Behind him, the police were handling Scarlett and Pablo and the last man with efficient movements. Scarlett was saying something, sharp and rapid, and no one was listening.
An ambulance had pulled to the edge of the clearing.
Jason looked at me.
I ran to stand in front of him — his shirt on my body, mud on my face, tears still running — and I looked at the wound on his shoulder, which was bleeding steadily and which he was ignoring with a focused calm.
“Jason—”
“I’m fine,” he said.
“You’re not—”
“The turtle is going to miss me,” he said, which was so ridiculous and so completely Jason that I made a sound that was somewhere between a laugh and a sob and covered my face with both hands.

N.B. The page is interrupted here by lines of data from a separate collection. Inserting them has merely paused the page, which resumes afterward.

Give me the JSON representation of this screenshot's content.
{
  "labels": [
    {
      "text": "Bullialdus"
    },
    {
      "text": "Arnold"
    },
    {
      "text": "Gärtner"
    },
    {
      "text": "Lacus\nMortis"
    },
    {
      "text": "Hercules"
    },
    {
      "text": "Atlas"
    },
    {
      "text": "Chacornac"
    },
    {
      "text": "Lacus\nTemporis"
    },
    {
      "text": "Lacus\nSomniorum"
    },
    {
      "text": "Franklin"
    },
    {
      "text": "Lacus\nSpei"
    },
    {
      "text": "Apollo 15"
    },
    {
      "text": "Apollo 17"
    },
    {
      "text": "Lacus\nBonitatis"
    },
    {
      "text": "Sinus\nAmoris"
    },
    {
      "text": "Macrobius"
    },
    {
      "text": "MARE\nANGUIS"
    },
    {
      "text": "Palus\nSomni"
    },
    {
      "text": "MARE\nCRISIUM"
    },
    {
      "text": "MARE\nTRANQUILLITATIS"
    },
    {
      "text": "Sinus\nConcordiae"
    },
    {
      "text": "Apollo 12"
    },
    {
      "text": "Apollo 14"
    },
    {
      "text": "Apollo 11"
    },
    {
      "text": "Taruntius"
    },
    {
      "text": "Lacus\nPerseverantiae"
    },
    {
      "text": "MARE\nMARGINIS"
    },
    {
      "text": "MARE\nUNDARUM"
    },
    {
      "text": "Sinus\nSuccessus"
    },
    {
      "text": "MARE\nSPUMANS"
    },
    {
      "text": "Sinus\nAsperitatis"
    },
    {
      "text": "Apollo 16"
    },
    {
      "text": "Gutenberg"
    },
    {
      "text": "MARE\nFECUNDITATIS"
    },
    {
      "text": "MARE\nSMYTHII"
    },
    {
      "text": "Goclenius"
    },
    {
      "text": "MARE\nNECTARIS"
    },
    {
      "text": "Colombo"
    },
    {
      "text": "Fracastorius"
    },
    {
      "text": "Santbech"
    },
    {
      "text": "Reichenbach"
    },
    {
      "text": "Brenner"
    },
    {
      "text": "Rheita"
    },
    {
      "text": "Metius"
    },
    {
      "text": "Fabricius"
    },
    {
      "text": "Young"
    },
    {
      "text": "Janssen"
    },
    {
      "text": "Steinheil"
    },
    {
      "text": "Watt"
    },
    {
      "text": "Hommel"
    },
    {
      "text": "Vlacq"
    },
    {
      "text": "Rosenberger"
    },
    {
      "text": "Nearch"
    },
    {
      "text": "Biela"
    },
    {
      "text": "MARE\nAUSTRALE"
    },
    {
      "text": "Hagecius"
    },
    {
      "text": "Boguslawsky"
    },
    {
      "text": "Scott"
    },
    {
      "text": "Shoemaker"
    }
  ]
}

The paramedics reached us.
I took his hand when they led him toward the stretcher, and he looked down at both our hands together with an expression I recognized from the beginning of everything — the slightly stunned expression of a man who couldn’t quite believe this was real.
I didn’t let go.
Not when they got him onto the stretcher. Not when Audrey appeared at my side and put her arm around me. Not when the ambulance doors opened and the light spilled out into the Bahamian dark.
I held his hand, and the doors closed behind us, and I didn’t let go.
CHAPTER 32
JASON
The first thing I saw when I opened my eyes was Camila’s face.
The dull throb in my shoulder reminded me efficiently of recent events, and for a moment I thought I was still in the forest. And then I registered the ceiling, the antiseptic smell, the morning light through hospital blinds.
And Camila, right beside me, watching me with an expression I had not seen on her face since before the cruise.
She looked extraordinary.
She was still wearing my t-shirt, which had now accumulated mud and forest debris, and a pair of tracksuit pants that were several sizes too large and appeared to belong to Audrey, cinched at the waist with a shoelace. Her face had three or four streaks of dried mud that had survived the night. Her hair was everywhere. She had clearly not slept.
She was the most beautiful person I had ever seen in my life.
“Don’t try to get up,” she said, before I’d done anything.
“I wasn’t—”
“You were about to.”
I settled back against the pillow. Fair assessment.